I have 2 different weeds I need help identifying and hopefully treating. I've spent several hours now researching this forum and other .edu sites trying to educate myself.

Quick background: I completed a new construction full yard seed late last August, primarily KBG with some PRG. This was supposedly a high quality seed mix from a local seed supplier. Our property was previously farm land many years ago and most of the top soil I used is native for what it matters.

The first up I believe (and hope...) is annual ryegrass. This is fairly evenly spread throughout most of the yard and is quite apparent as it's popping up quicker than my turf grass. I would estimate 1 every 10-15', not terrible but concerning.

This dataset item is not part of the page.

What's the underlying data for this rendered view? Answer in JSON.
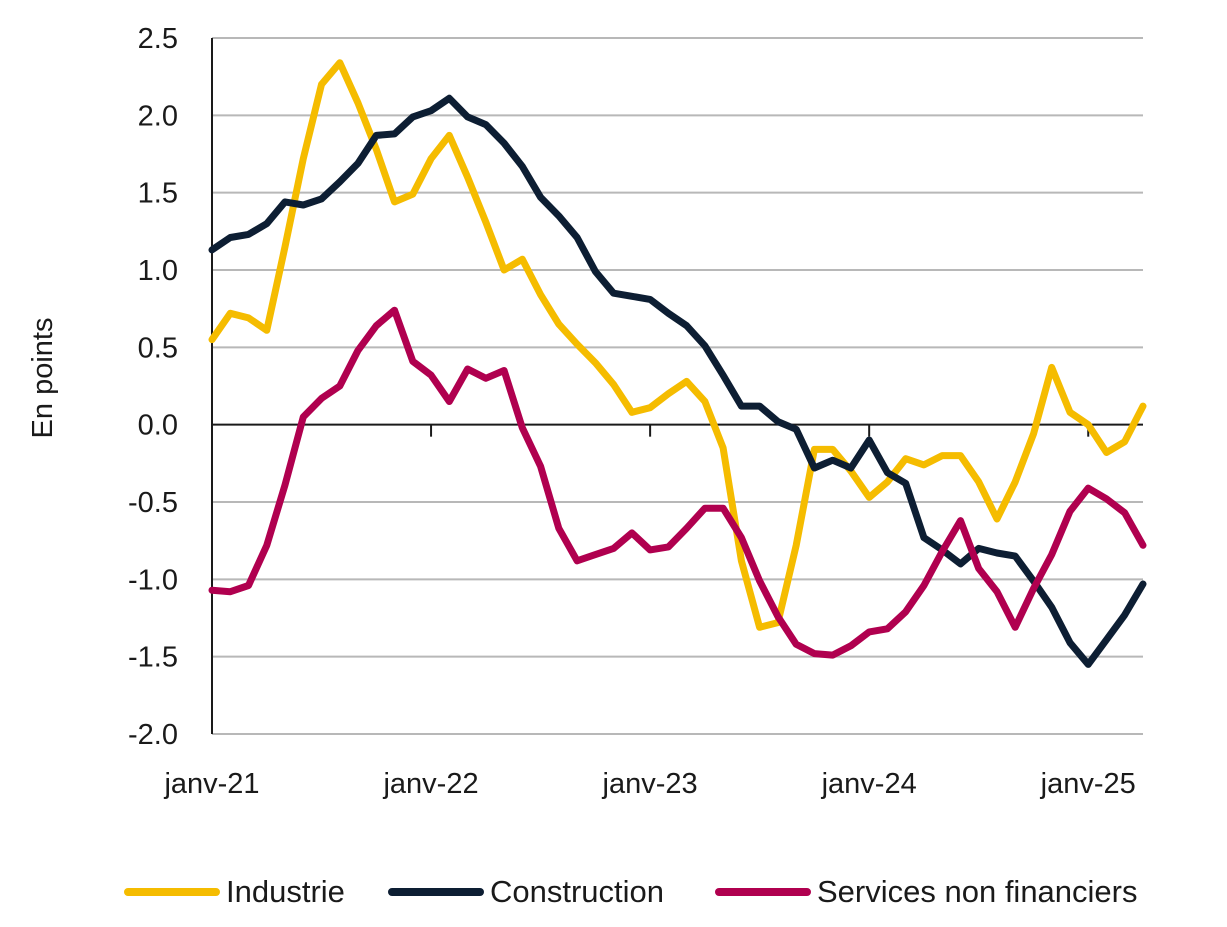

My biggest reasoning that it's annual ryegrass and not quack are the clasping auricles along without any rhizomes in the roots. The base and leaf tips are also a purple tinge. I'm a complete noob though.

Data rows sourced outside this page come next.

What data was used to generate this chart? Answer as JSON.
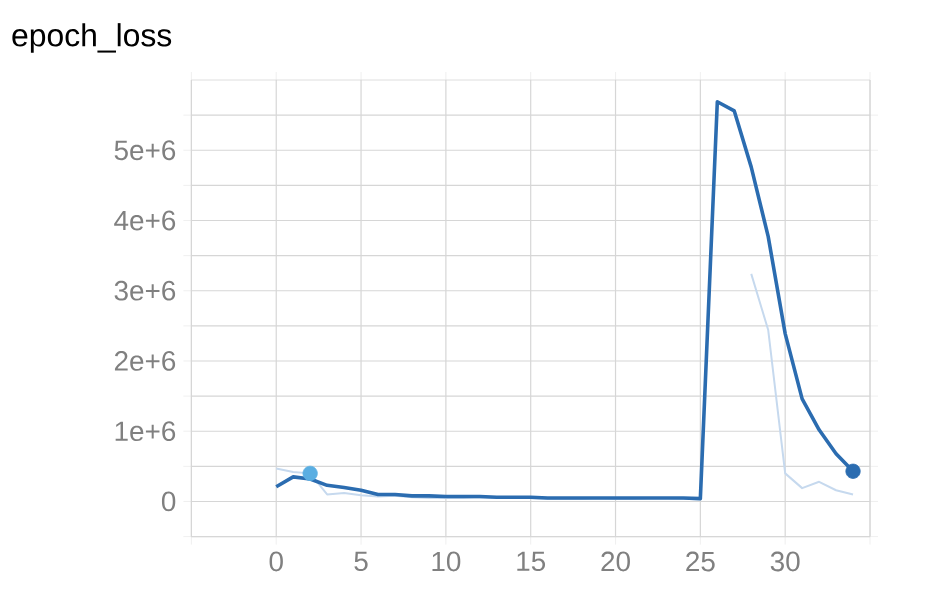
{
  "chart_data": {
    "type": "line",
    "title": "epoch_loss",
    "x": [
      0,
      1,
      2,
      3,
      4,
      5,
      6,
      7,
      8,
      9,
      10,
      11,
      12,
      13,
      14,
      15,
      16,
      17,
      18,
      19,
      20,
      21,
      22,
      23,
      24,
      25,
      26,
      27,
      28,
      29,
      30,
      31,
      32,
      33,
      34
    ],
    "series": [
      {
        "color": "#c6d9ee",
        "values": [
          470000,
          420000,
          400000,
          100000,
          120000,
          90000,
          70000,
          80000,
          60000,
          50000,
          50000,
          50000,
          60000,
          50000,
          50000,
          50000,
          40000,
          40000,
          40000,
          50000,
          40000,
          40000,
          50000,
          50000,
          40000,
          30000,
          null,
          null,
          3240000,
          2440000,
          400000,
          190000,
          280000,
          160000,
          100000
        ]
      },
      {
        "color": "#2b6cb0",
        "values": [
          210000,
          350000,
          320000,
          230000,
          200000,
          160000,
          100000,
          100000,
          80000,
          80000,
          70000,
          70000,
          70000,
          60000,
          60000,
          60000,
          50000,
          50000,
          50000,
          50000,
          50000,
          50000,
          50000,
          50000,
          50000,
          40000,
          5690000,
          5560000,
          4760000,
          3770000,
          2390000,
          1460000,
          1020000,
          680000,
          430000
        ]
      },
      {
        "type": "scatter",
        "color": "#5aaee2",
        "x": [
          2
        ],
        "values": [
          400000
        ]
      },
      {
        "type": "scatter",
        "color": "#2b6cb0",
        "x": [
          34
        ],
        "values": [
          430000
        ]
      }
    ],
    "xlim": [
      -5,
      35
    ],
    "ylim": [
      -500000,
      6000000
    ],
    "xticks": [
      {
        "value": -5,
        "label": null
      },
      0,
      5,
      10,
      15,
      20,
      25,
      30,
      {
        "value": 35,
        "label": null
      }
    ],
    "yticks": [
      {
        "value": -500000,
        "label": null
      },
      0,
      {
        "value": 500000,
        "label": null
      },
      {
        "value": 1000000,
        "label": "1e+6"
      },
      {
        "value": 1500000,
        "label": null
      },
      {
        "value": 2000000,
        "label": "2e+6"
      },
      {
        "value": 2500000,
        "label": null
      },
      {
        "value": 3000000,
        "label": "3e+6"
      },
      {
        "value": 3500000,
        "label": null
      },
      {
        "value": 4000000,
        "label": "4e+6"
      },
      {
        "value": 4500000,
        "label": null
      },
      {
        "value": 5000000,
        "label": "5e+6"
      },
      {
        "value": 5500000,
        "label": null
      }
    ],
    "grid": true
  }
}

Second, I have a small area near the edge of my property with a handful of these thick bladed clumps. I noticed it has some cut blades from last year as I have yet to mow.

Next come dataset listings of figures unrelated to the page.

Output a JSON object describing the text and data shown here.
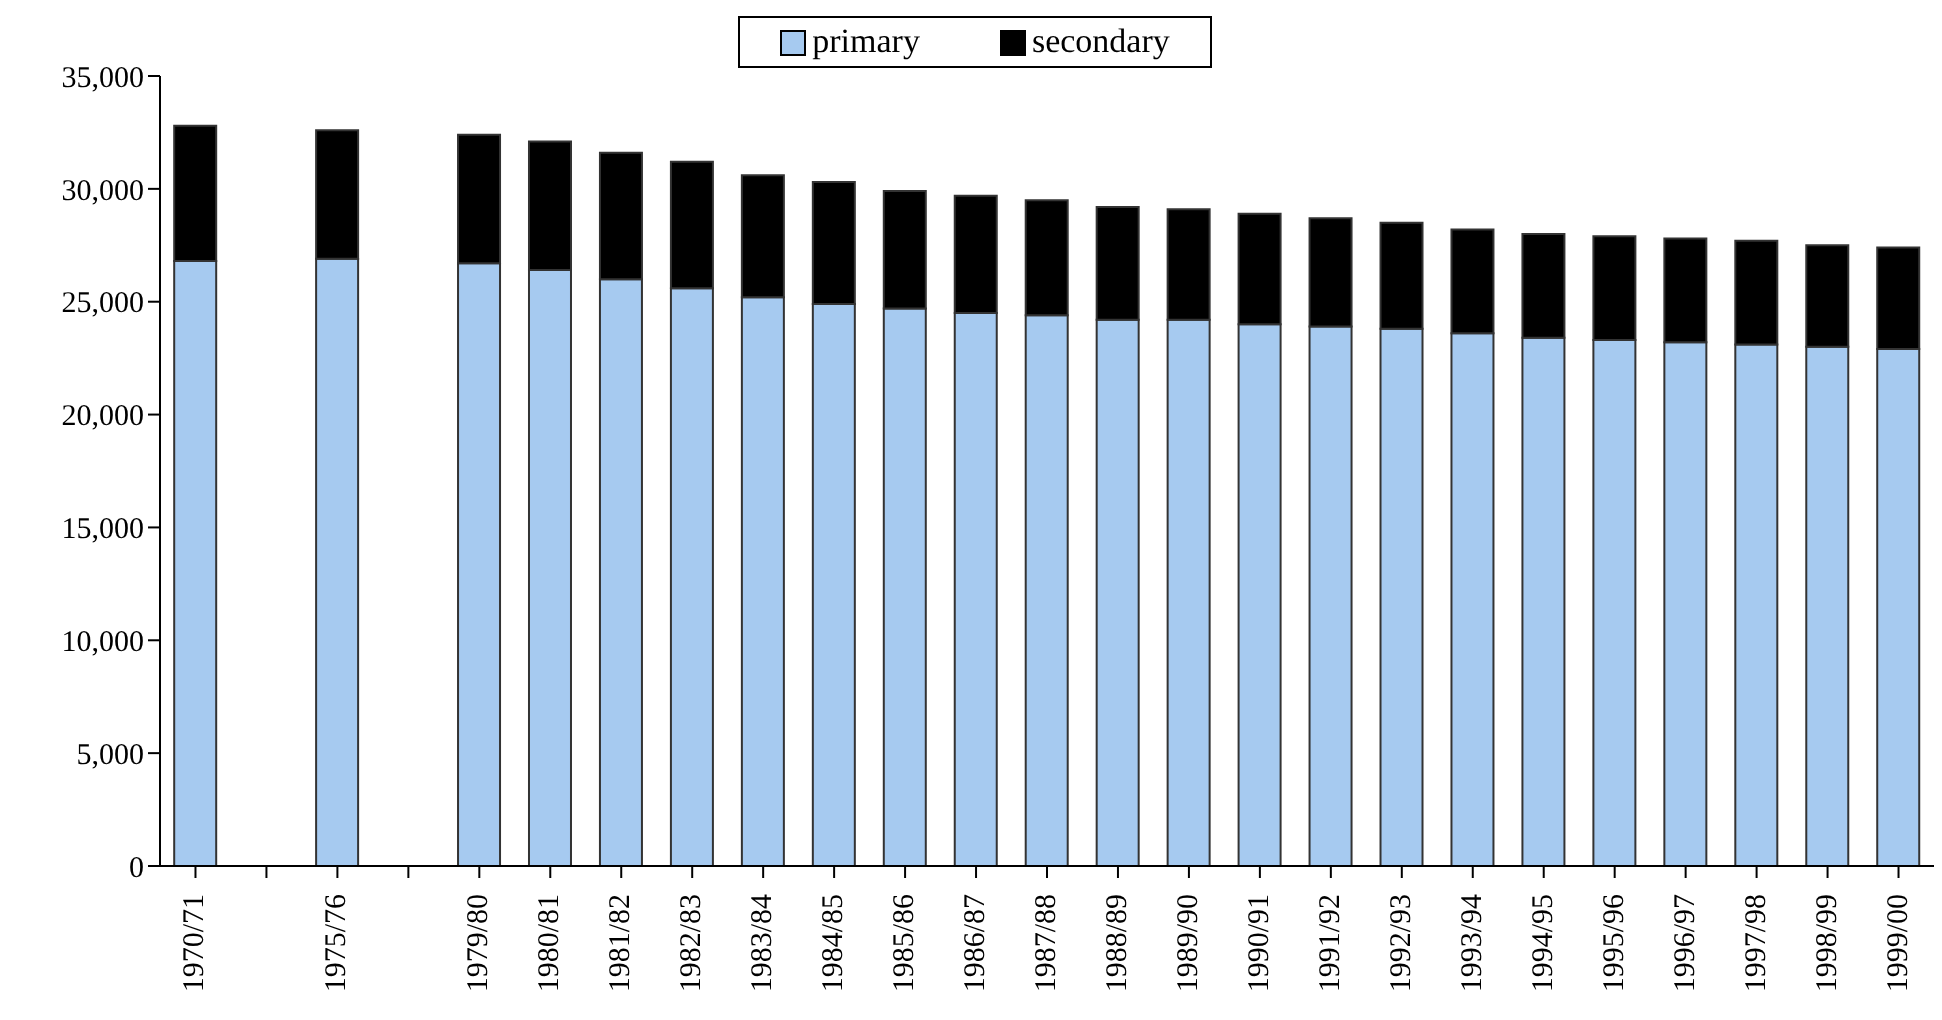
{
  "chart_data": {
    "type": "bar",
    "stacked": true,
    "legend": "top",
    "categories": [
      "1970/71",
      null,
      "1975/76",
      null,
      "1979/80",
      "1980/81",
      "1981/82",
      "1982/83",
      "1983/84",
      "1984/85",
      "1985/86",
      "1986/87",
      "1987/88",
      "1988/89",
      "1989/90",
      "1990/91",
      "1991/92",
      "1992/93",
      "1993/94",
      "1994/95",
      "1995/96",
      "1996/97",
      "1997/98",
      "1998/99",
      "1999/00"
    ],
    "series": [
      {
        "name": "primary",
        "color": "#a6caf0",
        "values": [
          26800,
          null,
          26900,
          null,
          26700,
          26400,
          26000,
          25600,
          25200,
          24900,
          24700,
          24500,
          24400,
          24200,
          24200,
          24000,
          23900,
          23800,
          23600,
          23400,
          23300,
          23200,
          23100,
          23000,
          22900
        ]
      },
      {
        "name": "secondary",
        "color": "#000000",
        "values": [
          6000,
          null,
          5700,
          null,
          5700,
          5700,
          5600,
          5600,
          5400,
          5400,
          5200,
          5200,
          5100,
          5000,
          4900,
          4900,
          4800,
          4700,
          4600,
          4600,
          4600,
          4600,
          4600,
          4500,
          4500
        ]
      }
    ],
    "ylim": [
      0,
      35000
    ],
    "yticks": [
      0,
      {
        "value": 5000,
        "label": "5,000"
      },
      {
        "value": 10000,
        "label": "10,000"
      },
      {
        "value": 15000,
        "label": "15,000"
      },
      {
        "value": 20000,
        "label": "20,000"
      },
      {
        "value": 25000,
        "label": "25,000"
      },
      {
        "value": 30000,
        "label": "30,000"
      },
      {
        "value": 35000,
        "label": "35,000"
      }
    ],
    "grid": false
  }
}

Any help would be greatly appreciated!


----------



## npompei (Sep 8, 2019)

I have ZERO experience in the weed dept. It's my first real year with a yard (new construction reno in Fall) so I can't offer much advice in how to rid yourself of this. BUT I feel like we have the same scenario. About a month ago when my yard was trying to wake up I had what I think is the same stuff throughout the yard. I posted a few of these pics and some guys said Annual Rye...

Since then, most has either died off or been taken over by the PRG. Visually speaking. It's still there in some of my thinner spots (duh, PRG) but I think because you are in Michigan, you may notice in a few weeks it will somewhat go away for you. That said, it doesn't truly go away so I'm not sure how to kill it ha. I just hope once your grass really wakes up it will look way better. Mine has done a total 180 since last month - I was not a happy camper after it looking so great in the fall! Hope together maybe we can crush this stuff!


----------



## ROJ_3030 (Sep 28, 2019)

Thanks for the message @npompei!

The picture of your yard looks extremely similar to what I'm assuming is annual ryegrass in mine.

It makes sense that you're not seeing it as much now and I may be overly paranoid at this point. I'm really hoping that it's not quack grass mostly as that sounds like a nightmare. I believe there are some selective herbicides for annual ryegrass if needed. My yard really needs to fill in more this season as well which should hopefully help to prevent weeds. I did however already throw down some prodiamine this spring.

Not a great picture but if you look closely you can see the taller weeds poking up and mocking me. 



Keep me posted on your yard, looking great so far!


----------



## ROJ_3030 (Sep 28, 2019)

Any heavy hitters care to take a stab at it?

@g-man @Ware @pennstater2005

Thank you all!


----------



## g-man (Jun 15, 2017)

@Rojas727 it looks like quack. Just paint the leaves with round up.


----------



## npompei (Sep 8, 2019)

ROJ_3030 said:


> Thanks for the message @npompei!
> 
> The picture of your yard looks extremely similar to what I'm assuming is annual ryegrass in mine.
> 
> ...


Oh you're welcome @ROJ_3030 not that I helped at all ha. Like @g-man said, and others have said, painting them with roundup may be the best way to get rid of them. Like you, I have a lot. It certainly won't be fun at all and will take forever but I'm home now all the time so, why not?! Ha.


----------



## ROJ_3030 (Sep 28, 2019)

@g-man Out of pure interest to learn, could you elaborate on your reasoning for being quack?

I don't see any rhizomes in the root system. I dug up several more today and carefully washed the roots clean to inspect. They appear to be finely fibrous. Could the rhizomes be hard to see this early in the season?

If this is annual ryegrass, the obvious question is where did it come from? Possibly low grade seed mix? Contamination from the hydro seeding contracter? Just posing some hypothetical questions.

Would there be any harm in blanket spraying something like Dimension to see if it has any effect on this?

Thanks again!


----------